Lima, Peru – After two months of lingering in the dreaded “free agent” purgatory, Aaron Rodgers’ new team remains frustratingly undefined. Rodgers, once football royalty, has become the league’s awkward cousin no one wants to invite over for Thanksgiving dinner. Now, freshly emerged from a self-awareness retreat deep in the Peruvian jungle, Rodgers insists he’s “reborn and fully refreshed.” Unfortunately, NFL teams are politely pretending not to notice.
Jungle Enlightenment or Career Twilight?
Rodgers described his jungle escapade as transformative. “I communed with tree frogs and achieved cosmic clarity,” Rodgers explained, “now I’m ready to lead any team to glory—assuming they respond to my emails.”
Despite his enlightenment, league insiders aren’t buying it. Omar Khan, a general manager who requested anonymity (and clearly didn’t get it), stated bluntly: “Aaron Rodgers new team? Not us”.
“He threw fewer touchdowns than tantrums. He’s about as low-maintenance as a pet tiger.”
Omar Khan, anonymous GM
Fans Organize Prayer Circles Nationwide
As speculation continues, NFL fans nationwide have turned to desperate measures. Prayer circles and candlelight vigils are popping up from coast to coast—not to bring Rodgers to their cities, but rather to keep him away. In Green Bay, Rodgers’ former home, fans launched a “Not It!” campaign, emphatically suggesting other teams should “take one for the league.”

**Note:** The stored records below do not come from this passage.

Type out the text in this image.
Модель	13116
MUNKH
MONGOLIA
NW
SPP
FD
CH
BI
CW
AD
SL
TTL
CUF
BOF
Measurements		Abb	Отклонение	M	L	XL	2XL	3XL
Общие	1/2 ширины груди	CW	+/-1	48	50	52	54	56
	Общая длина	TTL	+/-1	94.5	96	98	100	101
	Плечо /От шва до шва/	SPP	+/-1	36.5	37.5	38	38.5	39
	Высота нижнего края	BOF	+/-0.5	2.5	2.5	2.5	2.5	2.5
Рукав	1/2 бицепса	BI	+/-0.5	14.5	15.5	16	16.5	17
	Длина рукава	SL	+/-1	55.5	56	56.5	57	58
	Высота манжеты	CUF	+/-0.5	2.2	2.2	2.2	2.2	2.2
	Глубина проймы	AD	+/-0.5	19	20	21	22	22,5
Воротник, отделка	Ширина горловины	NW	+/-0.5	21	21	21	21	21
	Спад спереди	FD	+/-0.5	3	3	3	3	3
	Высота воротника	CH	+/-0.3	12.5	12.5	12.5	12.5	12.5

“We survived Brett Favre’s retirement dramas,” sighed lifelong Packers fan Debbie Mueller. “But Aaron’s ‘me, myself, and I’ saga?”
“We’d rather see the Bears win the Super Bowl.”
Debbie Mueller, disheartened Packers fan
An Uncertain Future Looms
As teams steadfastly ignore Rodgers, the former MVP remains baffled. Sources close to Rodgers suggest he’s considering another retreat, possibly on Mars or in the Mariana Trench, to further “explore himself.” Teams have shown overwhelming support for this idea—mainly because it keeps him off their rosters.
As of press time, Aaron Rodgers new team remains an enigma wrapped in silence, mystery, and possibly jungle vines. For now, the only certainty is fans’ collective sigh of relief every time another day passes without a signing.
After all, the NFL loves comebacks—just preferably not this one.
Disclaimer: If you believed this article was real —or worse, felt personally offended — you might be taking life too seriously. It’s satire, not a subpoena. Relax and remember jokes aren’t assault.